Саша хотел написать книгу.
Хотел достаточно давно и упорно, да вот только, почему-то, никак ничего у него не писалось. Иногда было лень. Искренне. А иногда, даже при наличии сомнительной ауры вдохновения, слова получались корявыми, стояли не на своих местах. Словно в театре кто-то бессовестный поменял местами все бирки с номерами кресел. И люди ходят, слоняются туда-сюда. Переругиваются.
Вот и у Саши тексты были, словно стадо ругачих неповоротливых слонов. Грузно переминались они с ноги на ногу, тяжело вздыхали и печально шевелили ушами.
Сам Саша утверждал, что корень всех его бед лежит в отсутствии музы "должной степени богичности". Все, кто встречался ему до этого, были недостаточно совершенны. Но я подозреваю, что они сбегали от него на второй же день. Быть музой – тяжкий и неблагодарный труд. Сизифов, я бы даже сказала. Толкаешь ты этого писаку в спину вверх по карьерной графоманской лестнице, толкаешь. И вот, вроде как, уже дотолкала. Остановилась передохнуть – а он как полетит кубарем вниз, демонстративно размахивая руками и истерично вопя! А потом еще ты виновата!
И снова толкать, толкать, толкать…
Трудно с такими, безбожно трудно. Аргументы они не воспринимают. Не втолковать дуракам, что ключевая деталь механизма успеха – постоянная работа над собой. Зачем, если можно страдать?!
Я была исключением.
Первые двадцать минут Саша скакал вокруг меня, как заведенный. Затем схватил за руки, и заявил, осыпая искрами из глаз: «Ты идеально подходишь!». Разве что мне требовалось перекрасить волосы в естественный цвет, отрастить роскошные локоны, прекратить ругаться через слово, бросить курить дешевые сигареты и пить паленое винище. А еще, желательно, завязать с квартирниками. И возобновить навык игры на фортепиано. И периодически крестиком вышивать. В платье с цветочками, грустно глядя в окно на серый осенний пейзаж.
У меня даже не было шанса отказаться. Саша вцепился в меня, как Тузик в грелку. Постоянно был рядом. Ходил за мной по университету. Караулил под женским туалетом. Покупал кофе.

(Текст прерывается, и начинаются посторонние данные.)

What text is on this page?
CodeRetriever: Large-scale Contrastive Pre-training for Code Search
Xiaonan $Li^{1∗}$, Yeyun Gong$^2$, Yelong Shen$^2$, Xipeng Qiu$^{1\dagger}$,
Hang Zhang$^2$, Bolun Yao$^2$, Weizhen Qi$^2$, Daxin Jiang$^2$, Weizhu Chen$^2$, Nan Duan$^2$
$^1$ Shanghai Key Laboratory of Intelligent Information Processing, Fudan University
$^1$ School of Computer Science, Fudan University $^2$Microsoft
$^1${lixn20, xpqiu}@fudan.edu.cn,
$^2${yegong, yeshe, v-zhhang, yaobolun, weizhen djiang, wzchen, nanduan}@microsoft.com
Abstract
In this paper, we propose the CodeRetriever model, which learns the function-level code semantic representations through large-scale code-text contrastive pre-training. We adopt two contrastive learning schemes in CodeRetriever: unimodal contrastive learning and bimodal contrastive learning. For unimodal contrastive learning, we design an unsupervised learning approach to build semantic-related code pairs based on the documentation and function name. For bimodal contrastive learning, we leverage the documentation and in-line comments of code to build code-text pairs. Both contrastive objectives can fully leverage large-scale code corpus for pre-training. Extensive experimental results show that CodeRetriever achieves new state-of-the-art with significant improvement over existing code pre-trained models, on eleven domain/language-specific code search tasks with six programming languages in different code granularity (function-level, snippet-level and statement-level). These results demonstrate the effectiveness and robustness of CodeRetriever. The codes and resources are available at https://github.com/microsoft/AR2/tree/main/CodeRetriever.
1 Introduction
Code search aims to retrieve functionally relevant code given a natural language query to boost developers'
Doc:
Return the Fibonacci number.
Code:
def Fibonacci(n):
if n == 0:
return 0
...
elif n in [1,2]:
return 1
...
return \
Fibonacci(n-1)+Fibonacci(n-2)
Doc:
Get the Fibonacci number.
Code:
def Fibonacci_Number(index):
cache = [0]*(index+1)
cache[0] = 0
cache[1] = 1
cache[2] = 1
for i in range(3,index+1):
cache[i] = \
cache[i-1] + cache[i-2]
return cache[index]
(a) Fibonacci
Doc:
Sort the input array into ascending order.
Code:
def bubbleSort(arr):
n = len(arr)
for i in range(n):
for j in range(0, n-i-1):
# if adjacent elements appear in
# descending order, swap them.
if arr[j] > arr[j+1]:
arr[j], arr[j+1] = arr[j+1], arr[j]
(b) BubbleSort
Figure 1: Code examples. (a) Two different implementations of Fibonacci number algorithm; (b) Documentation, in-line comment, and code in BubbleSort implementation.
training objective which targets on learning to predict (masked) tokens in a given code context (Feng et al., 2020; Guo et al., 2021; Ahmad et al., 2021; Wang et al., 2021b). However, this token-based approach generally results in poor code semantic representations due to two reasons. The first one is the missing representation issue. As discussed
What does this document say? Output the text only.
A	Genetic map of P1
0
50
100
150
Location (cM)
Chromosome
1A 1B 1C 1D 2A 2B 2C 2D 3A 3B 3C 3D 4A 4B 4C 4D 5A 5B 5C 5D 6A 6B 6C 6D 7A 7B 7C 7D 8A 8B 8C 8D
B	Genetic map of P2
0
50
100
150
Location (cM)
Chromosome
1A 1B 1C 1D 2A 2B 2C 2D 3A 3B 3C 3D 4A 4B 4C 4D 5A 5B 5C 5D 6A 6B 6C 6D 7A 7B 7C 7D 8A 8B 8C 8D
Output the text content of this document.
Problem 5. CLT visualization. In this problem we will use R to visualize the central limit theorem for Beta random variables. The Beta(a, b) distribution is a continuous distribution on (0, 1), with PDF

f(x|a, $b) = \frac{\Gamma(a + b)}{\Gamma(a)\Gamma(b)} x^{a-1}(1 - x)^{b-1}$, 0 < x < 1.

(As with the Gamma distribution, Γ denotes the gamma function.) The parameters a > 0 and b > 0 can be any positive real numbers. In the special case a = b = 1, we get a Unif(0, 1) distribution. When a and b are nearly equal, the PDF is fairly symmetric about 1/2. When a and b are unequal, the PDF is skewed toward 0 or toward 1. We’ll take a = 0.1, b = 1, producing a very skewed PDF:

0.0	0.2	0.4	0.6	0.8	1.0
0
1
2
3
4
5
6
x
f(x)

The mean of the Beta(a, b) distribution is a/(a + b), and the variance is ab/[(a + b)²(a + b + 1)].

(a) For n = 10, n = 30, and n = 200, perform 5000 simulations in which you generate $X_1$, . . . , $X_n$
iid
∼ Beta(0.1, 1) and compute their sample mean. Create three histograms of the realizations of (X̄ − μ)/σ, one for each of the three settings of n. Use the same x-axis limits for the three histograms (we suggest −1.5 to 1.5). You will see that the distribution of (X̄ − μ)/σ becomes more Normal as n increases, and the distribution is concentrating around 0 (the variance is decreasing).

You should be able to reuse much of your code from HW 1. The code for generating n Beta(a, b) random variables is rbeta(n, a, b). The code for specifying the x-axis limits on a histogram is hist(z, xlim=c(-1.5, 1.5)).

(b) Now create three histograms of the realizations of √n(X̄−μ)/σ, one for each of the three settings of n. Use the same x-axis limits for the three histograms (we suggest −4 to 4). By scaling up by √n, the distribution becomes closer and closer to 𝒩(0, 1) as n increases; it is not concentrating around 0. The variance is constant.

Провожал от дверей факультета до подъезда и наоборот. Каждое утро. Каждый вечер. В течении пяти долгих лет, с 2009 по 2014.
Я перестала красить волосы тоником и отрастила косу. Бросила пить и курить, научилась фильтровать речь. Единственные квартирники, которые я посещала, всегда подразумевали собой всего двух людей и одну локацию (Саша жил в общежитии, так что сидели у меня). Мы пили чай, разговаривали. Я неловко нажимала пальцами на клавиши. Играть, все же, совсем разучилась. У Саши были удивительно тёплые, совсем родные, мягкие руки. И жесткая проволока в глазах. Я прятала от него свои стихи и никогда не позволяла наблюдать за моей работой. Равно как и он. Никогда не доверял мне тексты, относился к своим уродцам слишком ревниво. Меня начали издавать. Его отсылали прочь раз за разом.
Нам вручили дипломы. Я приняла решение работать в Питере, по знакомству на хорошем месте с адекватной зарплатой. Саша должен был ехать в Прибалтику к родным. Условились регулярно созваниваться по скайпу и слать друг другу бумажные письма. Я много и щедро улыбалась. Он целовал мои руки и выглядел немного уставшим.
Саша повесился через четыре часа двадцать три минуты в ванной моей съемной квартиры. Я как раз вышла в круглосуточный магазин купить хлеба и майонеза для бутербродов. Одной колбасой сыт не будешь.
Сукин сын!
Я обрезала волосы и покрасила их ядовито-зеленым тоником. Подпалила платье зажигалкой. Разлила на клавиатуру инструмента пиво, и теперь несколько клавиш западает, и вообще, от него нестерпимо несет. Надо бы выкинуть.
Меня зовут Ольга, и я поняла, почему у Саши не получалось писать книги.
Потому что Саша никогда не был писателем. Он не умеел создавать.
Истинный его талант – концовки, бессмысленные в своей жестокости. Разрушение.
Он всегда был музой. Но видимо, этого так и не понял.